Sarah comes into the kitchen for a honey-wheat cookie. She wouldn't dream of eating sugar, but she has a large honey habit. She also worries about her weight, and will remove only one cookie from the kitchen at a time.
"I don't know how you went on after Brigette," says Agnes.
Agnes wishes that she had known her sister. In the Travertine home movies Brigette seems like a charming little girl, joyful and self-possessed, whether playing with a litter of puppies or using a hula hoop as a jump rope. In the later family movies it is obvious that Agnes is not the child her sister was. She does the kid act with a decided lack of brio. Hannah and Johnny egg her on. They thrust big teddy bears at her, but Agnes is like the unfortunate actor who replaces the star in a Broadway show. When Agnes watches her own 8mm film image she can't help wondering how much more Brigette would have made of the carving of the jack o'lantern. Agnes's performance in the petting zoo seems especially perfunctory; she fails to develop any chemistry with even a nuzzling llama.

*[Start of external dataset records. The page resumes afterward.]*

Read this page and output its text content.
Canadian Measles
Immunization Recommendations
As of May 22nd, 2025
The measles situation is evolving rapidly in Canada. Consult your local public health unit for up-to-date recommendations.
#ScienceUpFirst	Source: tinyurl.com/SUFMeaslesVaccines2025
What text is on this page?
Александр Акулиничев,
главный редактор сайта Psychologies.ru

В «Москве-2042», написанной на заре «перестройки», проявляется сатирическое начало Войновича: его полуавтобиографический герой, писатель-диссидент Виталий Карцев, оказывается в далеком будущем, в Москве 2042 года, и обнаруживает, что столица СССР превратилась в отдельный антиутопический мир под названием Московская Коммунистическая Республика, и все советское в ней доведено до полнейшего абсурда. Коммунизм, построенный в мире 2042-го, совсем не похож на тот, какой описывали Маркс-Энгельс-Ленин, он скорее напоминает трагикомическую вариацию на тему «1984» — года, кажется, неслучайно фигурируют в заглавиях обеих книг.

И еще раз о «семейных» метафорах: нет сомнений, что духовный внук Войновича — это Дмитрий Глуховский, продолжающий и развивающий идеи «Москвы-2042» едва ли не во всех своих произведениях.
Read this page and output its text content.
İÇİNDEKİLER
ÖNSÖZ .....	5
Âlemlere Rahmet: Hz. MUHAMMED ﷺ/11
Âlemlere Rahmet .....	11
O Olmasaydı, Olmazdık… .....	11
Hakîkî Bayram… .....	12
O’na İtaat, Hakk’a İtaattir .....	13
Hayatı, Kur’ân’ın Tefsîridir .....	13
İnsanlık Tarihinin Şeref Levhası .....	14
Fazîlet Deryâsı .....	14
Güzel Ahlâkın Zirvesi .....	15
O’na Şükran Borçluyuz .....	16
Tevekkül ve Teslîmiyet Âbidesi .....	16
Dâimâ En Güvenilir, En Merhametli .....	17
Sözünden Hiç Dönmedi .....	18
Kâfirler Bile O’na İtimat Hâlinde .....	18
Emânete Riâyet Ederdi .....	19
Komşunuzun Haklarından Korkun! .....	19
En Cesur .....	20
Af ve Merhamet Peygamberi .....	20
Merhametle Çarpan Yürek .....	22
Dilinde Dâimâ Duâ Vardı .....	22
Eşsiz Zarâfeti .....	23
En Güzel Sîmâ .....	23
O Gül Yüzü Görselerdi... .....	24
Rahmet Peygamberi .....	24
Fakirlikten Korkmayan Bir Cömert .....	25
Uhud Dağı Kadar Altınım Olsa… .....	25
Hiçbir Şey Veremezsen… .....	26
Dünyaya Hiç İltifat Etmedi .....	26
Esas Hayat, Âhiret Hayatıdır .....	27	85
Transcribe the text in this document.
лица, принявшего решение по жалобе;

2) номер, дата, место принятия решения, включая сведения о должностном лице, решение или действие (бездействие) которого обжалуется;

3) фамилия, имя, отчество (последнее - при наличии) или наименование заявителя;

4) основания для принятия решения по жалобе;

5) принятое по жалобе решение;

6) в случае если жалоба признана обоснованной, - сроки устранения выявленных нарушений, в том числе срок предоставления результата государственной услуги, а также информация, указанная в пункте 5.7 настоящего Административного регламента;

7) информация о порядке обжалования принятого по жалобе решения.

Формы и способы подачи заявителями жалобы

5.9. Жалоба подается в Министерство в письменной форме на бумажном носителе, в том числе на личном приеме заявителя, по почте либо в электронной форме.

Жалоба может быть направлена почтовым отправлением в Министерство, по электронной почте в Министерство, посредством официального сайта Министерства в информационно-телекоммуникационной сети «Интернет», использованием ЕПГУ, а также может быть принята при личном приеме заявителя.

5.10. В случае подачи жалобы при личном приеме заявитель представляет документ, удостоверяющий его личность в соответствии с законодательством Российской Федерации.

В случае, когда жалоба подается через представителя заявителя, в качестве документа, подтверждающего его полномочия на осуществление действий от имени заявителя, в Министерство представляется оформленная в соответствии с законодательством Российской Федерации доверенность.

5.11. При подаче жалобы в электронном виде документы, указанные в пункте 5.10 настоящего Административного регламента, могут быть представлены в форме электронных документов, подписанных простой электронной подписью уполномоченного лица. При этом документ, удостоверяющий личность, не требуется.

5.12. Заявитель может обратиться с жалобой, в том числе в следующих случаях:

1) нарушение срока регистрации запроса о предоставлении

Agnes sits up on the butcher block. "What's happening with social security?"
"You won't believe it."
"Try me."
"Mrs. Fuentes can't find my marriage license anywhere."
"Did you try the state records office?"
"It's not there either. Isn't that funny?"
Agnes is troubled. "Hilarious."
"So let me tell you what I did. I rode a subway and two bu
ses to St. Bernard of Clairvaux," says Hannah, referring to the church in Brooklyn where she and Johnny were married. "Guess what? It's St. Timothy's."
St. Bernard of Clairvaux has always played a large role in the Travertine family mythology. Hannah wouldn't get married in the parish church, stodgy St. George's, because St. George's was the Lithuanian church, the church of her mother. Normally, Hannah would have had no choice in this matter, but the war was on, and rules had been relaxed so that our Catholic boys could get hitched in a hurry. St. Bernard of Clairvaux, with its exotic name, has come to symbolize the breaking with tradition that Hannah imagines to be at the heart of her marriage to Johnny.